I have not found salivary levels particularly useful in monitoring therapy. The results do not match the clinical picture once therapy has started. Salivary hormone measurements may be useful in screening or early diagnosis.
 

Symptoms and Signs of Androgen Excess:

Androgen excess can occur in women who are not using supplementation. In this case there may be an underlying disorder (Polycystic Ovary Disease) that may be resulting in over secretion of androgenic products. Women on supplements of testosterone can also experience side effects of excess. These symptoms and signs may include:

  • Acne
  • Oily Skin
  • Thinning hair on the scalp (this can also be a sign of insufficiency of estrogen and or progesterone)
  • Increased hair on the face or body
  • Increased aggressiveness
  • Wanting to watch football
  • Losing interest in shopping

Only kidding on the last two!!
 

SUPPLEMENTATION STRATEGIES:

What is the point of spending money on expensive medication and going to the trouble of monitoring its effect if you are not going to make the life style changes that will optimize a therapeutic outcome?
 
Diet should be individualized using the principles of our metabolic typing program.
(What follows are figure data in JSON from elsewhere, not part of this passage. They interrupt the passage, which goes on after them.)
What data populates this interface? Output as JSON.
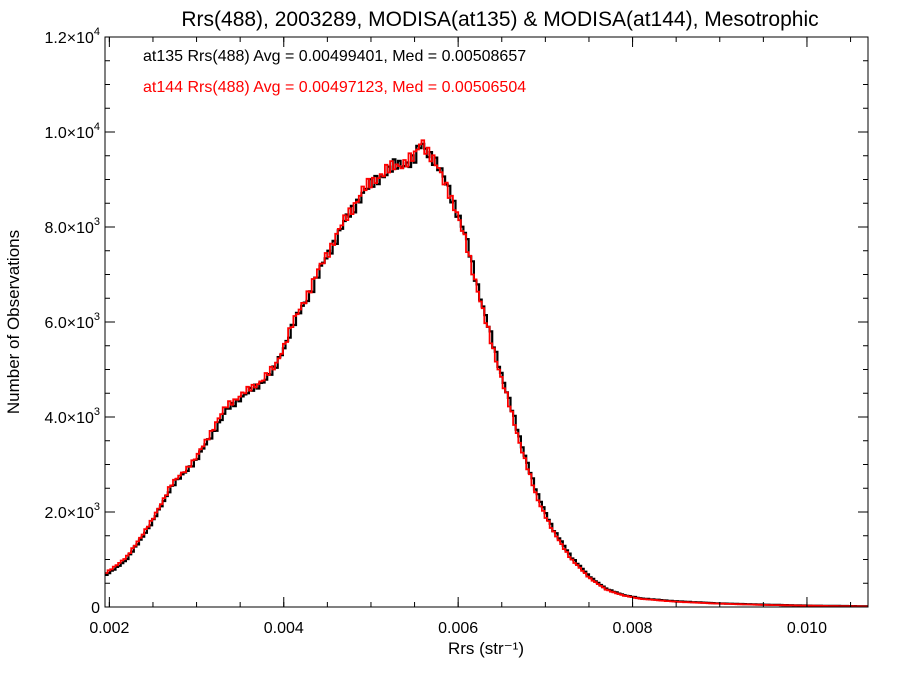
{
  "chart_data": {
    "type": "line",
    "title": "Rrs(488), 2003289, MODISA(at135) & MODISA(at144), Mesotrophic",
    "xlabel": "Rrs (str⁻¹)",
    "ylabel": "Number of Observations",
    "xlim": [
      0.00195,
      0.0107
    ],
    "ylim": [
      0,
      12000
    ],
    "x_ticks": [
      {
        "value": 0.002,
        "label": "0.002"
      },
      {
        "value": 0.004,
        "label": "0.004"
      },
      {
        "value": 0.006,
        "label": "0.006"
      },
      {
        "value": 0.008,
        "label": "0.008"
      },
      {
        "value": 0.01,
        "label": "0.010"
      }
    ],
    "y_ticks": [
      {
        "value": 0,
        "mant": "0",
        "exp": ""
      },
      {
        "value": 2000,
        "mant": "2.0×10",
        "exp": "3"
      },
      {
        "value": 4000,
        "mant": "4.0×10",
        "exp": "3"
      },
      {
        "value": 6000,
        "mant": "6.0×10",
        "exp": "3"
      },
      {
        "value": 8000,
        "mant": "8.0×10",
        "exp": "3"
      },
      {
        "value": 10000,
        "mant": "1.0×10",
        "exp": "4"
      },
      {
        "value": 12000,
        "mant": "1.2×10",
        "exp": "4"
      }
    ],
    "grid": false,
    "legend_placement": "top-left",
    "series": [
      {
        "label": "at135 Rrs(488) Avg = 0.00499401, Med = 0.00508657",
        "color": "#000000",
        "step": true,
        "x": [
          0.00195,
          0.0022,
          0.0025,
          0.0027,
          0.003,
          0.0032,
          0.00335,
          0.0035,
          0.0037,
          0.0039,
          0.0041,
          0.0043,
          0.0045,
          0.0047,
          0.0049,
          0.0051,
          0.0053,
          0.0055,
          0.00558,
          0.0057,
          0.0059,
          0.0061,
          0.0063,
          0.0065,
          0.0067,
          0.0069,
          0.0071,
          0.0073,
          0.0075,
          0.0077,
          0.0079,
          0.0081,
          0.0085,
          0.009,
          0.0095,
          0.01,
          0.0107
        ],
        "y": [
          650,
          1000,
          1800,
          2500,
          3100,
          3700,
          4150,
          4400,
          4650,
          5000,
          5900,
          6600,
          7400,
          8100,
          8700,
          9050,
          9300,
          9400,
          9750,
          9500,
          8800,
          7700,
          6200,
          4900,
          3600,
          2400,
          1600,
          1050,
          650,
          380,
          250,
          180,
          120,
          75,
          50,
          30,
          15
        ]
      },
      {
        "label": "at144 Rrs(488) Avg = 0.00497123, Med = 0.00506504",
        "color": "#ff0000",
        "step": true,
        "x": [
          0.00195,
          0.0022,
          0.0025,
          0.0027,
          0.003,
          0.0032,
          0.00335,
          0.0035,
          0.0037,
          0.0039,
          0.0041,
          0.0043,
          0.0045,
          0.0047,
          0.0049,
          0.0051,
          0.0053,
          0.0055,
          0.00558,
          0.0057,
          0.0059,
          0.0061,
          0.0063,
          0.0065,
          0.0067,
          0.0069,
          0.0071,
          0.0073,
          0.0075,
          0.0077,
          0.0079,
          0.0081,
          0.0085,
          0.009,
          0.0095,
          0.01,
          0.0107
        ],
        "y": [
          700,
          1050,
          1850,
          2550,
          3150,
          3800,
          4250,
          4450,
          4700,
          5050,
          5950,
          6700,
          7450,
          8150,
          8750,
          9100,
          9300,
          9450,
          9850,
          9450,
          8750,
          7600,
          6100,
          4800,
          3500,
          2300,
          1550,
          1000,
          620,
          360,
          240,
          170,
          110,
          70,
          45,
          28,
          12
        ]
      }
    ]
  }
}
At the very least follow our general guidelines on diet and exercise as outlined on this website.
Supplementation with vitamins, minerals, therapeutic nutrients and herbal products is also an important part of a comprehensive program. Supplementation recommendations are individualized.
 
Testosterone is used as a transdermal cream. The potency of the cream is adjusted to achieve an optimal blood level of testosterone. Blood levels are checked at 6-8 week intervals until an optimal level is achieved. After that I recommend checking blood levels at 3-4 month intervals. Hormonal therapy is most effective when the complex interactions of all the hormones are taken into consideration and supplementation is balanced with this in mind. Diet and exercise issues are always important.